Entonces, aquella parte de los alrededores de Covaleda era muy primitiva y salvaje. Se vivía como en la Edad Media; probablemente hoy se seguirá viviendo lo mismo. Todos allí vestían a la antigua; llevaban el pelo largo y tufos por encima de las orejas.

El traje regional de los hombres consistía en una especie de marsellés, atado por delante con una sola cinta, como un corsé, debajo del cual llevaban un pañuelo de colores, pantalones anchos y cortos, y abarcas. Estos serranos del Urbión parecían bretones por su aspecto, y, según algunos, procedían de unas familias llegadas allí desde Bretaña.

El Brigante y yo solíamos ir con frecuencia a cazar al Urbión y a la garganta de Covaleda, uno de los desfiladeros más hermosos de España.

La garganta de Covaleda se halla formada por un largo barranco cubierto de espesos pinares.

En su fondo corre el Duero por entre peñas cubiertas de musgo, saltando en las cascadas, remansándose en las presas, moviendo las paletas de las serrerías de tejados rojos y brillantes.

Como la estancia en la cueva del Abejón no me convenía por mi reumatismo, cada vez mayor, y como por aquel entonces las tropas de Roquet nos rodeaban por todas partes, andando sólo de noche fui atravesando gran parte de la provincia de Soria hasta Coruña del Conde.

El cura de este pueblo, amigo de Merino, me acogió en su casa, y en ella estuve algún tiempo, hasta que me repuse.

En la aldea se encontraba un grupo de la partida de Merino.

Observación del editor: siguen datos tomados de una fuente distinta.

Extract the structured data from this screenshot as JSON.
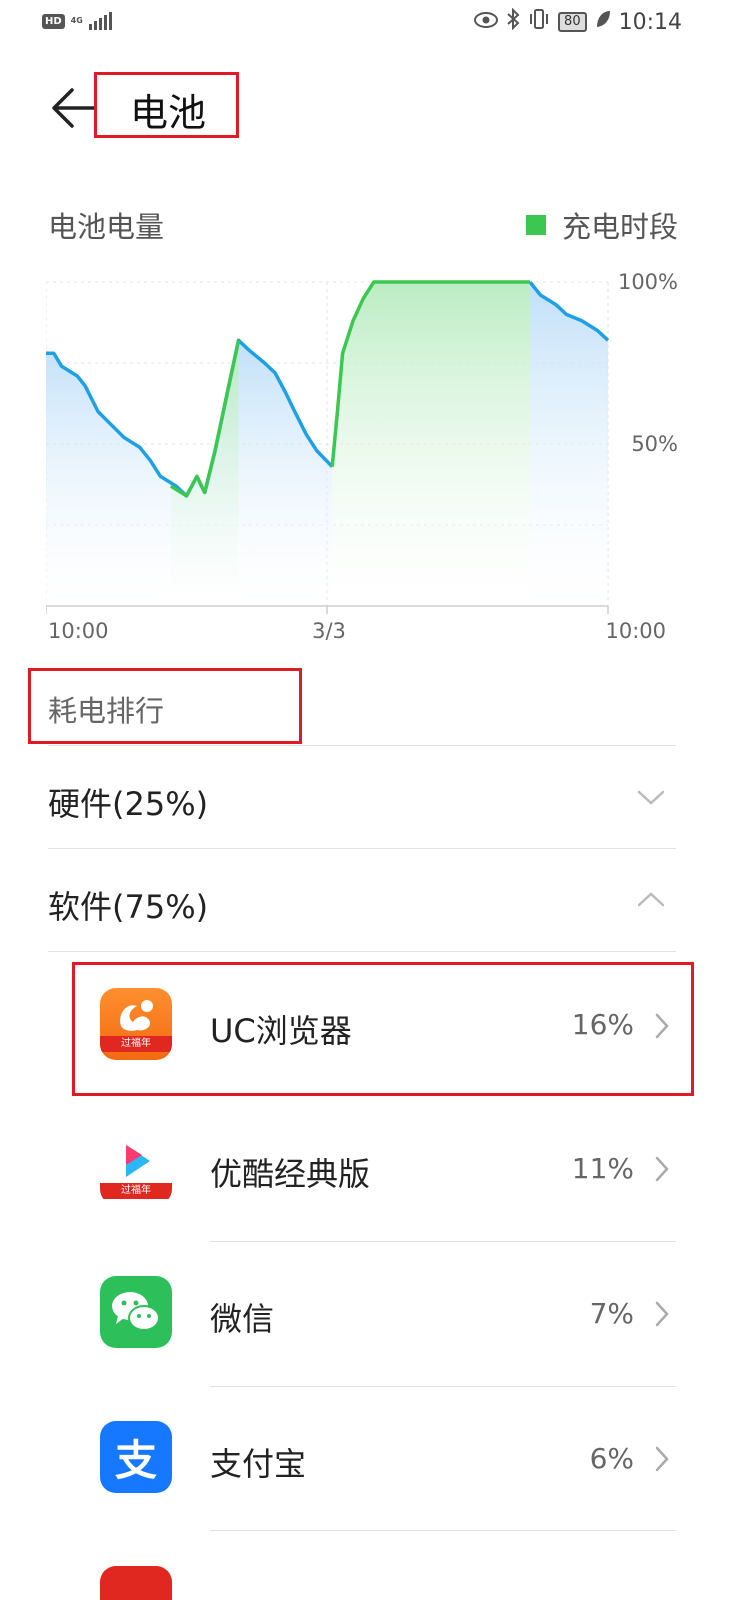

Por lo que dijeron, habían encontrado en las ruinas del anfiteatro romano de Clunia una porción de agujeros y de espacios abovedados, donde se recogían para dormir.

De día, los guerrilleros trabajaban con los labradores y ganaban su jornal.

Como en esta parte, ya próxima a la ribera del Duero, no se vigilaba tanto como en la sierra, yo pude vivir en casa del cura de Coruña del Conde completamente tranquilo.